Research to determine the health outcomes of a population based on the access they have to health services must incorporate a way of attributing outcomes to a particular location or area (often hospital). This area is usually described as the hospital catchment; however, the best definition of hospital catchment is debated in the health services literature. Methods involving relatively easy calculation such as a fixed radius around each hospital do not take into account geographic or political boundaries which may present barriers to obtaining care. Other methods involving geographic information systems (GIS) calculated surface travel time, although accurate, are computationally and time intensive.
Another method involves analysing hospital discharge data to determine where people from a given area (often defined in terms of postal code) choose to obtain their care. This technique requires the analysis of large amounts of data, but this data is readily available from existing databases. Additionally, because a patients choice of hospital will usually incorporate the limitations imposed by geopolitical boundaries, this method incorporates the advantages of the GIS method mentioned above, while still being relatively straightforward computationally.
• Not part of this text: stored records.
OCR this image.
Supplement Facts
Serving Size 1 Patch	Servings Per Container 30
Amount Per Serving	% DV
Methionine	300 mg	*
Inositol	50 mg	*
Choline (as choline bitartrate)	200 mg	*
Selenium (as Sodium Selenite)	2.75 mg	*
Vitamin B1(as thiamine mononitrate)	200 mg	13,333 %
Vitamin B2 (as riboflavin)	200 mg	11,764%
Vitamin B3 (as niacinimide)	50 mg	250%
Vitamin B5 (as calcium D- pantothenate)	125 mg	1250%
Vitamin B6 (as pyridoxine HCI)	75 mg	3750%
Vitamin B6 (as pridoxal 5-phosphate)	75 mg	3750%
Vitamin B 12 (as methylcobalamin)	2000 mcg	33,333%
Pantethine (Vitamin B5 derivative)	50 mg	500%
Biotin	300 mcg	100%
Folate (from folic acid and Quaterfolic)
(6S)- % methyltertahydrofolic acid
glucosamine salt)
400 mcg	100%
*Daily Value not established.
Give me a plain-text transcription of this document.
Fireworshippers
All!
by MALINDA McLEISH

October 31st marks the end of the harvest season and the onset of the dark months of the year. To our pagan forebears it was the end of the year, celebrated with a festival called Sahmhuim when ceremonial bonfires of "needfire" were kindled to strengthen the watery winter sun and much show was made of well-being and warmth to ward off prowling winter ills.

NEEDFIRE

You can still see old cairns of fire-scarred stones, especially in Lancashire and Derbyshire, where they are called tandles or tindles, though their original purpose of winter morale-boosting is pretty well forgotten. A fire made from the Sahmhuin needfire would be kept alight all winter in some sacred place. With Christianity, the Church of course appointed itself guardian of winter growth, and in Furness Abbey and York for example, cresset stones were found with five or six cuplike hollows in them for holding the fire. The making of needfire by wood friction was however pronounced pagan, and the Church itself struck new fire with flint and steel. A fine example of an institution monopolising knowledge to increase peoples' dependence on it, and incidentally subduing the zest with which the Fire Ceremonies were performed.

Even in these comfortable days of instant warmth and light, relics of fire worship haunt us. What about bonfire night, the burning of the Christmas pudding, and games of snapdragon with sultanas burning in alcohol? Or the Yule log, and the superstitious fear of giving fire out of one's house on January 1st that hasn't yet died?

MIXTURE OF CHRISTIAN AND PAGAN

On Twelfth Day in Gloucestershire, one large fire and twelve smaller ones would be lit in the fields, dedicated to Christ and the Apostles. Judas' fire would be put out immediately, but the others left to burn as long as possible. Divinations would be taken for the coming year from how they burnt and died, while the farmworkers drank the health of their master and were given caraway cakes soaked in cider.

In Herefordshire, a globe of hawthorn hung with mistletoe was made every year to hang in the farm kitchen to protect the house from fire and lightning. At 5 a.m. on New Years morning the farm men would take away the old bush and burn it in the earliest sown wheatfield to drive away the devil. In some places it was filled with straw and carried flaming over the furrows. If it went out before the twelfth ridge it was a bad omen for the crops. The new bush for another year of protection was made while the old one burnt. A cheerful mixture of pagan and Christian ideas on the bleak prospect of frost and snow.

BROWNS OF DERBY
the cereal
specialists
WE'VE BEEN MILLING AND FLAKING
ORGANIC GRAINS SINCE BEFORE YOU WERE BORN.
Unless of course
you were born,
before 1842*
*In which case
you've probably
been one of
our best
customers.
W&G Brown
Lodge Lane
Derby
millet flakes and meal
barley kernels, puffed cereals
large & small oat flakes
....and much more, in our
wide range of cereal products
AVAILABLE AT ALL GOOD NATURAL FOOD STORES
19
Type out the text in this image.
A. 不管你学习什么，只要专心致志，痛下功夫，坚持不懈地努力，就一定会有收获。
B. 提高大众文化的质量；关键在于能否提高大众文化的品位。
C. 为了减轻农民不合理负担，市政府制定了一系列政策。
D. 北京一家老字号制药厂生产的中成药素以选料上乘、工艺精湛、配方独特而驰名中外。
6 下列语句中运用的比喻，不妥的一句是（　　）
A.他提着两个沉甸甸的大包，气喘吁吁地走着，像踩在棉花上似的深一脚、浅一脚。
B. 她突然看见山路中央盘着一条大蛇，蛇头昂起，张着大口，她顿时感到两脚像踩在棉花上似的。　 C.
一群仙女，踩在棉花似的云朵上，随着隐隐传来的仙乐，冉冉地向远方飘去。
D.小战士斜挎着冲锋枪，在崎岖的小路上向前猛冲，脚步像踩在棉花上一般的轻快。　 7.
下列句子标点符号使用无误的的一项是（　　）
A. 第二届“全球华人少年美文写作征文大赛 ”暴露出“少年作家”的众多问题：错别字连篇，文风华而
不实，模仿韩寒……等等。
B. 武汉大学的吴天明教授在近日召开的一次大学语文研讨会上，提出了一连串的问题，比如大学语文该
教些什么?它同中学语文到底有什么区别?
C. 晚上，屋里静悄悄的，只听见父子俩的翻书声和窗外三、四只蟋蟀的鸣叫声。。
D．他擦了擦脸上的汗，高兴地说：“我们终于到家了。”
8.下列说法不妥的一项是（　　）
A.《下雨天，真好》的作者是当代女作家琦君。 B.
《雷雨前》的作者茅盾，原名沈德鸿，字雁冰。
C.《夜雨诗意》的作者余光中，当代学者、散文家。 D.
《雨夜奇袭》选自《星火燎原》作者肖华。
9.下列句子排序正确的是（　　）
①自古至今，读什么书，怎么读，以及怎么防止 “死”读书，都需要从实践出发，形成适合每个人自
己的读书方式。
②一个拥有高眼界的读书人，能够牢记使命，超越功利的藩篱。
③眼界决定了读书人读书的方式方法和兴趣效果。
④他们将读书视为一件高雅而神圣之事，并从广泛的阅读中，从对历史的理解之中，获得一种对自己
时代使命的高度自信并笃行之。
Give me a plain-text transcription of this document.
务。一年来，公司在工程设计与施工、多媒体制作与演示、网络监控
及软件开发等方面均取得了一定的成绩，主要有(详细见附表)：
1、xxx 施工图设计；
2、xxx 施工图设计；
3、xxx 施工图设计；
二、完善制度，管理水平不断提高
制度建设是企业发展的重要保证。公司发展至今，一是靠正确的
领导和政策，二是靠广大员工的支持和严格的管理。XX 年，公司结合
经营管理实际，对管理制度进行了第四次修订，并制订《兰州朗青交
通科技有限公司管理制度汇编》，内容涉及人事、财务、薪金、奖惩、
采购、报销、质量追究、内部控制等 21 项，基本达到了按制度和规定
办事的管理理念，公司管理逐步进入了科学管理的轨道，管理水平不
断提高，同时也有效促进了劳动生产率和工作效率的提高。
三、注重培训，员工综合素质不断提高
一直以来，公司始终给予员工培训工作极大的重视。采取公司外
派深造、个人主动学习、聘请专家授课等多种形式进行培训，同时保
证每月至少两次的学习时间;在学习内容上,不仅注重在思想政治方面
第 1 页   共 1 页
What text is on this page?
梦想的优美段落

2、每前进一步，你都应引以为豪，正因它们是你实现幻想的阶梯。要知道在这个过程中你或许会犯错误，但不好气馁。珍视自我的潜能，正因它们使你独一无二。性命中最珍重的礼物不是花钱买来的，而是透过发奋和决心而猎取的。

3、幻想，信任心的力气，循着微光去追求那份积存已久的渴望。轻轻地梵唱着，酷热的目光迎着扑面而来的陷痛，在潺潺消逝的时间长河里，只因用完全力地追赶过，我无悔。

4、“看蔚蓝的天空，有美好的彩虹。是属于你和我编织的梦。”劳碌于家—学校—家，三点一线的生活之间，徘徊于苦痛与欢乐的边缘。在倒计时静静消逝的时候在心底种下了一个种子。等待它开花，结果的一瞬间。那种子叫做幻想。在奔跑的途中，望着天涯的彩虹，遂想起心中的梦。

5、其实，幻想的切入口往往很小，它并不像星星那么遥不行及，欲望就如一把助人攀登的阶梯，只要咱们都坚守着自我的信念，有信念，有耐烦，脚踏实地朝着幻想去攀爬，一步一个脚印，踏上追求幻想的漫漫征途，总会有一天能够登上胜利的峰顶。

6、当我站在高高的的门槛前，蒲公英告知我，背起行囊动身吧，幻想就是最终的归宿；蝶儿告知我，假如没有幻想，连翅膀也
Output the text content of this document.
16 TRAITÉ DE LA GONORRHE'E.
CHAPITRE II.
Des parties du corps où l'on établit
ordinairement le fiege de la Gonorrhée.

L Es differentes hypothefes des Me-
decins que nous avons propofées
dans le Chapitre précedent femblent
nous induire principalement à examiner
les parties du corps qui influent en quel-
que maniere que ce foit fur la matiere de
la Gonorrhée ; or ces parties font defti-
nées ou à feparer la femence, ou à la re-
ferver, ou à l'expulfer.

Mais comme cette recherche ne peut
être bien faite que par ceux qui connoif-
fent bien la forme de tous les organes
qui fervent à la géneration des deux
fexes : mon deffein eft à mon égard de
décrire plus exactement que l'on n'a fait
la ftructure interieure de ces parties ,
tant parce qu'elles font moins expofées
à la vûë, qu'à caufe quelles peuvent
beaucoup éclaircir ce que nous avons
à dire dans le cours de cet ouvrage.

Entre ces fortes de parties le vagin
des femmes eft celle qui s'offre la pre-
For the purposes of rural hospital services research there are two main limitations to this method: First, it does not allow identification of the few areas of the country that are very remote where patients must travel long distances to obtain care at the closest hospital. Secondly, because hospital discharges are analysed, if the service being examined is not offered at a particular hospital, then the hospital will not have a catchment area for that service.
We are interested in determining the health outcomes for patients stratified by the degree of access to services they have at their local hospital, including hospitals that dont have routine access to the service in question. Thus, we must find a time and resource efficient way to analyse extremely large datasets in order to categorize patients by the level of service available at their home hospital.
In this project, we will use previously gathered hospital administrative data to determine catchment areas based on the methods described above. We will then compare the degree to which these definitions agree with one another and determine the method with the best combination of efficiency and effectiveness for the purposes of larger studies we are proposing for the future.